Die Enttäuschung hat Martin Stengele inzwischen verarbeitet. „Ich kann jetzt richtig einstufen, was ich erlebt habe“, sagt er. Im Nachhinein würde er ein paar Dinge anders machen, zum Beispiel mehr Flüssignahrung einpacken, weil die leicht konsumierbar ist. Vielleicht sei er auch nicht fürs Solorudern gemacht. Besonders die Nächte allein auf hoher See hinterließen einigen Eindruck. „Das hat schon einiges mit mir gemacht: Du siehst nichts, hörst aber allerhand.“ Das habe ihm schon Angst gemacht.

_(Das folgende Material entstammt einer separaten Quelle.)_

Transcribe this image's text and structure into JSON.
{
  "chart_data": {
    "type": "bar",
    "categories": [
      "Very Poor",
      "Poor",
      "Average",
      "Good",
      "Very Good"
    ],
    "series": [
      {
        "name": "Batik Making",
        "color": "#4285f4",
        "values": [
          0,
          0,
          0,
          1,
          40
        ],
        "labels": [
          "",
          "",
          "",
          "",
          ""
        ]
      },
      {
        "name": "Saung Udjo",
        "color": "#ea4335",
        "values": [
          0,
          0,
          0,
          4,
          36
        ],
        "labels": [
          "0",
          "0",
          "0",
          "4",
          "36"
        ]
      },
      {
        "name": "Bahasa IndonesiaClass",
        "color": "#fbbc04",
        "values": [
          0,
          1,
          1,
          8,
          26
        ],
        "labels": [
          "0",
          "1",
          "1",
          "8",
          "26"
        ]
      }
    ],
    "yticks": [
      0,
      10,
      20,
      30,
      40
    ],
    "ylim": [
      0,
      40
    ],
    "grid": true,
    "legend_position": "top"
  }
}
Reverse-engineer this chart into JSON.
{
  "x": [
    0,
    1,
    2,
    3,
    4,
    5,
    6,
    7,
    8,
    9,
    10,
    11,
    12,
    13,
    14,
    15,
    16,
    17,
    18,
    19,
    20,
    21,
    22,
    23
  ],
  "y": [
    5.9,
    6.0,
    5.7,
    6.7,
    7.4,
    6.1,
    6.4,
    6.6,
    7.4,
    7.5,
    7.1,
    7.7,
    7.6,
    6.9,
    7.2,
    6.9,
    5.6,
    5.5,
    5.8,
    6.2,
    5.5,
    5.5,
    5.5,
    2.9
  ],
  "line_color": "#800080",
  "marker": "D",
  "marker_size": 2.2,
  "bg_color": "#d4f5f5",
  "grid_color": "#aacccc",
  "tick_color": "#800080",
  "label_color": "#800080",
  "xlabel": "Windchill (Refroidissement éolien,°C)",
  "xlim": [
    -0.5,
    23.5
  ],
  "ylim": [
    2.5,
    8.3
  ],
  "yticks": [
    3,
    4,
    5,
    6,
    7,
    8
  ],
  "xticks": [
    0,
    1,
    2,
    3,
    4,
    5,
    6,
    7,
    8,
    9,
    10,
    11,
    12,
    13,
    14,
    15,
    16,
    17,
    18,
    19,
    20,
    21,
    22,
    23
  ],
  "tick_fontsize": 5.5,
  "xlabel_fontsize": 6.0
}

Was der Extremruderer erlebte, war eine psychische Grenzerfahrung. „Man denkt an sehr vieles.“ Auch an die verstorbene Schwester und den verstorbenen Vater. Auch an Jesus habe er gedacht, dabei ist er vor Jahren aus der Kirche ausgetreten. „Man sucht einen Halt.“ Im endlosen schwarzen Ozean nicht einfach.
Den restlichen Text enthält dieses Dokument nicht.